Assistant Professor Sara Guilcher and Leslie Dan Faculty of Pharmacy PhD graduate Mary-Ellen Hogan were recently part of a winning research team. The team won a poster award at the 7th National Spinal Cord Injury Conference that took place in Niagara Falls on November 9-11, 2017.
The poster, “Examination of prescription drug use following a traumatic spinal cord injury using Ontario administrative health data”, was funded by a Connaught New Investigator Award and the Craig H. Neilsen Foundation Psychosocial Research Pilot Grant.
Spinal cord injury (SCI) is a devastating life event that often results in paralysis and impairments in autonomic, bowel, bladder, and sexual dysfunction. People with SCI experience complications (e.g., pain, depression, spasticity, pressure sores, urinary tract infections) and are at risk for polypharmacy. The extent to which polypharmacy and drug-related problems influence medication adherence, health and well-being outcomes, health care utilization, and costs are currently unknown in Canada for the spinal cord injury (SCI) population. Overall, medication use is an under-examined but significant concern post-SCI, which requires stronger levels of evidence to inform best practices for this population. To address this gap, the multi-year funded research program will examine factors related to medication management for SCI. Specifically, the purpose of this research was to examine the prevalence of polypharmacy for people with traumatic SCI following injury and to determine factors associated with polypharmacy following traumatic SCI.

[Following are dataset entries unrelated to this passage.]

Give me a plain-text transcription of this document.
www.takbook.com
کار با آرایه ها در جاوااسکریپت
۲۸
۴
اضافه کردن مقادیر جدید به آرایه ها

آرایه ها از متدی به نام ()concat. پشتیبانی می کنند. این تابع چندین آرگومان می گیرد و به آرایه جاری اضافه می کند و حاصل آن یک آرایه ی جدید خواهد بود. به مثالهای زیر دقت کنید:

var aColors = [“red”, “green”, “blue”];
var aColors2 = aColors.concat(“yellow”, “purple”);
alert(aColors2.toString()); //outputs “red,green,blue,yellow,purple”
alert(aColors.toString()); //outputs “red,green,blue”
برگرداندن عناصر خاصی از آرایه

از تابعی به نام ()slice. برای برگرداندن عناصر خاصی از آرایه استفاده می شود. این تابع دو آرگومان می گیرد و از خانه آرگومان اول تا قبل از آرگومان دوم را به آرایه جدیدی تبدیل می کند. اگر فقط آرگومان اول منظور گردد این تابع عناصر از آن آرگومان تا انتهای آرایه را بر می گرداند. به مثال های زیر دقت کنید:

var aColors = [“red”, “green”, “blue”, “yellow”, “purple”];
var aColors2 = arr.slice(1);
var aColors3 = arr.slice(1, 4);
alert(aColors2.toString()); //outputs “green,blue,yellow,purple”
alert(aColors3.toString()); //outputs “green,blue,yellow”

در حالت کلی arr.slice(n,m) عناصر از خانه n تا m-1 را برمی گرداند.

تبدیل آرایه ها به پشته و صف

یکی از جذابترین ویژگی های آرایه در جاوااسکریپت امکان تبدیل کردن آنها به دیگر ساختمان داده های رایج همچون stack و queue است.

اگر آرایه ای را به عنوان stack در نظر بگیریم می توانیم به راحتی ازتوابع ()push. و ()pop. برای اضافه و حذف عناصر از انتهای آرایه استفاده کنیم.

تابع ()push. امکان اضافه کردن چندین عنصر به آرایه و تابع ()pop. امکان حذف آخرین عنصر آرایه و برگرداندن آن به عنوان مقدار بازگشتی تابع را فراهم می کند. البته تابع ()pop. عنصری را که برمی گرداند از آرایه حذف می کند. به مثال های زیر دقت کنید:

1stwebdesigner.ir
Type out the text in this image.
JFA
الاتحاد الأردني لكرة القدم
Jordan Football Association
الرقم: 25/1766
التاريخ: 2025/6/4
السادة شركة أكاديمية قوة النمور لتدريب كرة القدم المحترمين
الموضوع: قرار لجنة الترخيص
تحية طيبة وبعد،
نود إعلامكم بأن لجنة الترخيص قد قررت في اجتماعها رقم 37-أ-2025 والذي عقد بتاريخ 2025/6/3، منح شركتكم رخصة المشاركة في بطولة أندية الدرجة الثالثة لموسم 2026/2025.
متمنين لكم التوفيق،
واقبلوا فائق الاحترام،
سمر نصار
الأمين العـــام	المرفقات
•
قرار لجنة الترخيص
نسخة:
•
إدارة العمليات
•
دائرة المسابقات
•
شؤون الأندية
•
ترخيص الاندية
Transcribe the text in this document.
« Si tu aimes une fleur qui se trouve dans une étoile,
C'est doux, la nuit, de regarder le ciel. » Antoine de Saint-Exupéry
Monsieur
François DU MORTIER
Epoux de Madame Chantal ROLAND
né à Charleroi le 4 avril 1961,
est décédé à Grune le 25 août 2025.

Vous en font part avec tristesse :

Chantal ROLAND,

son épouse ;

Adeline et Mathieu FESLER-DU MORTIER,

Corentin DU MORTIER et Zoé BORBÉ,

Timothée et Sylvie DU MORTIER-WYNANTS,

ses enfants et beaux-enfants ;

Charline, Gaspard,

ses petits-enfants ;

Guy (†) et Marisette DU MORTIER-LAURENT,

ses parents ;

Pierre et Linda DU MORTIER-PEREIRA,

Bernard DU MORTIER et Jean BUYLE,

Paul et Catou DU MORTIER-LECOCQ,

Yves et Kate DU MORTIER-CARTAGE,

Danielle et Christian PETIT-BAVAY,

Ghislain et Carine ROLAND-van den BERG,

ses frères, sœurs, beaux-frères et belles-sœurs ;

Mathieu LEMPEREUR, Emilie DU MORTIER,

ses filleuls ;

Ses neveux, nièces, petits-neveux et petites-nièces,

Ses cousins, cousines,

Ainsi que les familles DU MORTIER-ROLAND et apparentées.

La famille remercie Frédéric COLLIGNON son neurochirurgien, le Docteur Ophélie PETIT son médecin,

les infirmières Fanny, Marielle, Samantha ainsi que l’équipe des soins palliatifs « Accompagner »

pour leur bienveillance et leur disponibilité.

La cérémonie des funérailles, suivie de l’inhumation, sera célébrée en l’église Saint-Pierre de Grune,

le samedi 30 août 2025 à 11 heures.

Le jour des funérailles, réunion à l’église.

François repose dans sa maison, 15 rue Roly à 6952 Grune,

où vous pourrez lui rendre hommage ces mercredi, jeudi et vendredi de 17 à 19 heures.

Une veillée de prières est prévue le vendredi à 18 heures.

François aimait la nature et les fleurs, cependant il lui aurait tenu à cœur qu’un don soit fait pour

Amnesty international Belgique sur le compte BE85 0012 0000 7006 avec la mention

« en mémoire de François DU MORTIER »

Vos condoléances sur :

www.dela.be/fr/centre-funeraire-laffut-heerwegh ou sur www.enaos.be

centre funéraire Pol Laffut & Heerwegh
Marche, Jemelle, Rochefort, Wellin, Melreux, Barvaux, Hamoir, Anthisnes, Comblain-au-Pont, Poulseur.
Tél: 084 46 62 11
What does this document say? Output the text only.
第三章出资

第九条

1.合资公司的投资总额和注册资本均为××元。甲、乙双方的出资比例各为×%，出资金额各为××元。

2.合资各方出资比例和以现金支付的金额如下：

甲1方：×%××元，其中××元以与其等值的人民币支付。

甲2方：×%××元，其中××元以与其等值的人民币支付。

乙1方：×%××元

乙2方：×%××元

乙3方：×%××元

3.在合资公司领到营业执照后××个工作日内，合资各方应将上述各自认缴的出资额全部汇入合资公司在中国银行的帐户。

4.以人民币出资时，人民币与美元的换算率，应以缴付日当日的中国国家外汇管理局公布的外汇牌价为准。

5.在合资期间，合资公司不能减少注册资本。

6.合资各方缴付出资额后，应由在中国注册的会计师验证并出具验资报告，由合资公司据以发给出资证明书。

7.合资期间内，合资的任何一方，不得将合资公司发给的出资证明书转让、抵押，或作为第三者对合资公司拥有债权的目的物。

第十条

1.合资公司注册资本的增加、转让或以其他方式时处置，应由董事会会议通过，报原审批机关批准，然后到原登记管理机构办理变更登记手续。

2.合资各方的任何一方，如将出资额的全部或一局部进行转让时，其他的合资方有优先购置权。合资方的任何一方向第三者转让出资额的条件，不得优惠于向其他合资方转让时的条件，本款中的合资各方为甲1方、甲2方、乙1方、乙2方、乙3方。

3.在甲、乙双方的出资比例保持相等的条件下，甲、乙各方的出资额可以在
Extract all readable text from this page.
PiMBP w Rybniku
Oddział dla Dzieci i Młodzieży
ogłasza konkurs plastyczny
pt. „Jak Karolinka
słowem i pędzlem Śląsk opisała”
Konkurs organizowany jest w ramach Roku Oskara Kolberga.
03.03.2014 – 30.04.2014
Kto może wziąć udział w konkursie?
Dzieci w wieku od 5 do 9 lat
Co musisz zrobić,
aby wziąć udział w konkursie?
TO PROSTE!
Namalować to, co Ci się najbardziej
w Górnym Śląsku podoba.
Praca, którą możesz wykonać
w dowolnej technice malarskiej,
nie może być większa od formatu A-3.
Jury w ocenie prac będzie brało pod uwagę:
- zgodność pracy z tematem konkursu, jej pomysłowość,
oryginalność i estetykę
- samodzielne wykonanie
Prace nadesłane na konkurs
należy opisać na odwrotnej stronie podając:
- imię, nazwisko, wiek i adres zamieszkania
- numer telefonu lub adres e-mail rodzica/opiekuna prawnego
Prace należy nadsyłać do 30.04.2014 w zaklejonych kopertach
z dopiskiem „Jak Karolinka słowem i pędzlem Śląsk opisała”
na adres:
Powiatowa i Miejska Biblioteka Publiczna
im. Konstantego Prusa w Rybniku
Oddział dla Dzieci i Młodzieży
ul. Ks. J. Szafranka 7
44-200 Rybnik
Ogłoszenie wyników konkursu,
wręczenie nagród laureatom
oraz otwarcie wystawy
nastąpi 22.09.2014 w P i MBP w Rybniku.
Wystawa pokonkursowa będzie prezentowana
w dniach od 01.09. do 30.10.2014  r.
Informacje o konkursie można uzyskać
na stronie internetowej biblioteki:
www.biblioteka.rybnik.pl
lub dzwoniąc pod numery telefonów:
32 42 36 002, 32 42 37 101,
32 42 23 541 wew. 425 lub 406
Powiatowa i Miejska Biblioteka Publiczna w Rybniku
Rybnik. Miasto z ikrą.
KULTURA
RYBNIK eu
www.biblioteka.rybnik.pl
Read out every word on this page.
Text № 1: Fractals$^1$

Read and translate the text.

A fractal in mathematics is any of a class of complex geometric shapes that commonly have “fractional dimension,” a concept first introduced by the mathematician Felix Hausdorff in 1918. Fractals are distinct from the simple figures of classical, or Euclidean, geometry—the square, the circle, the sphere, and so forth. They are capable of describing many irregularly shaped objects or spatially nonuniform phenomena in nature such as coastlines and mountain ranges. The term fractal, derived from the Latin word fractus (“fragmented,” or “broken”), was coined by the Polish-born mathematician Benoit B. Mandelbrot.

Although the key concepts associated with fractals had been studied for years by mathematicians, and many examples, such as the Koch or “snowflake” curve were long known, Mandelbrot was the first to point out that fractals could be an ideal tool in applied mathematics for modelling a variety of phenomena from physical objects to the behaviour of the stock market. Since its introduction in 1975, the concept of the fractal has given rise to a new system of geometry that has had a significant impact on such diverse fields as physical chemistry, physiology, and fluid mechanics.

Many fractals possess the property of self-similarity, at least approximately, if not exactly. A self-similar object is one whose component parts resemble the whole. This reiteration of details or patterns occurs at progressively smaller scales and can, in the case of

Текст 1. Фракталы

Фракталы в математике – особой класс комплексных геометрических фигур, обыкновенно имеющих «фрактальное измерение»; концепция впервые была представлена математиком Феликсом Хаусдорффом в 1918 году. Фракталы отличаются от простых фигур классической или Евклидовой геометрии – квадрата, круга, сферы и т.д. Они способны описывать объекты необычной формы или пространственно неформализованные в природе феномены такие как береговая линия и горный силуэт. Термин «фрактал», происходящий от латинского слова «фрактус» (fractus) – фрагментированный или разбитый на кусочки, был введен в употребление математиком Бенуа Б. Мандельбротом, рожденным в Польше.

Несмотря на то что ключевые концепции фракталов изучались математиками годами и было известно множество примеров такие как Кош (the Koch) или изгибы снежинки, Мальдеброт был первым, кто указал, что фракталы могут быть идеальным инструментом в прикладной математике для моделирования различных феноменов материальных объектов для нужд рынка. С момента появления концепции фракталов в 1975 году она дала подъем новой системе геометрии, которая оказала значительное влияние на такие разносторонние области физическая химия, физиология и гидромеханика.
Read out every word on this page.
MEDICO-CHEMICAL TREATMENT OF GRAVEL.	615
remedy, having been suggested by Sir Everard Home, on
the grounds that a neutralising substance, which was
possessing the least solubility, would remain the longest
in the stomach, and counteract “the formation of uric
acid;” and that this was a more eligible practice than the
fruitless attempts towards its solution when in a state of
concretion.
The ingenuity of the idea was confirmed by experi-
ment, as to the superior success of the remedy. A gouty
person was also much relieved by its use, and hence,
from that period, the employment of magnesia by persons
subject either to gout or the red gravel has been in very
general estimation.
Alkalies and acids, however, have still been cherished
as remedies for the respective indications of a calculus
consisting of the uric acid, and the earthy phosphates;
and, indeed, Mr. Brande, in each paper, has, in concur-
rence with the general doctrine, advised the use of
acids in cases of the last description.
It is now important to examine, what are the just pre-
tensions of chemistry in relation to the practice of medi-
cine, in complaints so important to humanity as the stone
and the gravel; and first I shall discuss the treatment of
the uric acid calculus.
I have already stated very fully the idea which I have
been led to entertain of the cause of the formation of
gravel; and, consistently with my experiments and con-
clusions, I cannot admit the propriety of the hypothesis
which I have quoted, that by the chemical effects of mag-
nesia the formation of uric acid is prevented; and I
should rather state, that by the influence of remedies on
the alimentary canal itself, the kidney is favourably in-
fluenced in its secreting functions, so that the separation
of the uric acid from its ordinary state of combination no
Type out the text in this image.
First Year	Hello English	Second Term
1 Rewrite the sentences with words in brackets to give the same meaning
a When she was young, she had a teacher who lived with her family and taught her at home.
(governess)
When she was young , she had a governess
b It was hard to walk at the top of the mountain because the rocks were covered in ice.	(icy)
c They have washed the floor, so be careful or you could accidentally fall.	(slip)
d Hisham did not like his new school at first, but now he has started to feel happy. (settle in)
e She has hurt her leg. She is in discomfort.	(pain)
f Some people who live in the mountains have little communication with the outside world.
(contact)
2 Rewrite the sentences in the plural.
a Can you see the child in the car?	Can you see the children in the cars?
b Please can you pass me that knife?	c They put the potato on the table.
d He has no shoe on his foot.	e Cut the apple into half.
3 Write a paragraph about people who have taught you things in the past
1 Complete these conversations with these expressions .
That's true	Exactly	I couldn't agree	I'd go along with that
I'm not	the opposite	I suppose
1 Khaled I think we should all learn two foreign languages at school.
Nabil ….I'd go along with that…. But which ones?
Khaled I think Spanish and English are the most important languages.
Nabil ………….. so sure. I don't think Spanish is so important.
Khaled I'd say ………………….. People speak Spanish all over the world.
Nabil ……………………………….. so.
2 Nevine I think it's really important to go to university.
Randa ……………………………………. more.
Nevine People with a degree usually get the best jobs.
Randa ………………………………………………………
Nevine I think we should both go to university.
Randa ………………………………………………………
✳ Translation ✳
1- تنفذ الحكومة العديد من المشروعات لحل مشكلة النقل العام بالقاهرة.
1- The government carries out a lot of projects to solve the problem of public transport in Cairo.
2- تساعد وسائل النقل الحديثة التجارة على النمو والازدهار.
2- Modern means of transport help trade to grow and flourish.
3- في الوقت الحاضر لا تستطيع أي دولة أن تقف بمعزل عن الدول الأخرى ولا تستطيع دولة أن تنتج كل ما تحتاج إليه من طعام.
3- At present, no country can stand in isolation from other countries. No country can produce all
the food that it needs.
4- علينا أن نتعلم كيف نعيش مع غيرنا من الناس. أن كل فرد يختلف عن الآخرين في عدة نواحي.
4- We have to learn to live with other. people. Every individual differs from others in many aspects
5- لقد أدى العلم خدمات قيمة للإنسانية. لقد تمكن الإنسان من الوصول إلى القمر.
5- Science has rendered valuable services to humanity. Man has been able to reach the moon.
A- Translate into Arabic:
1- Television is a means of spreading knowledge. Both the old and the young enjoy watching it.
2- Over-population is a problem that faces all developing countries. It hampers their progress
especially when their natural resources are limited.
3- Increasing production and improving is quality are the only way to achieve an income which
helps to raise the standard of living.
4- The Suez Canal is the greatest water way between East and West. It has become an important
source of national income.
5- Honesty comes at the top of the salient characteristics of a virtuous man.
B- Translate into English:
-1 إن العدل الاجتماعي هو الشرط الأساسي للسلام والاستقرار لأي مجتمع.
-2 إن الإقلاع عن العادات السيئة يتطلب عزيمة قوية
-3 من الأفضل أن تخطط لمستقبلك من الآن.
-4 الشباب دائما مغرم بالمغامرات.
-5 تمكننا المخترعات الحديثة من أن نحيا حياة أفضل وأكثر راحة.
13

Using administrative health data, the research studied 418 cases of persons with traumatic SCI during the observation window, with 56 per cent of individuals on 10 or more drugs following SCI. Continuity of care was significantly associated with polypharmacy, with a higher continuity of care reducing the risk of polypharmacy. The top drug classes prescribed were laxatives, opioid analgesics, cholesterol drugs, stomach acid suppressors, and stool softeners.
Over the next year, the research team will use administrative health data to expand the analysis to non-traumatic SCI and to those under 66 years of age, examine different definitions of polypharmacy, and estimate the proportion of persons with SCI receiving high risk drugs. They will also interview persons with SCI, clinicians and unpaid caregivers to explore experiences with medication management using qualitative methods.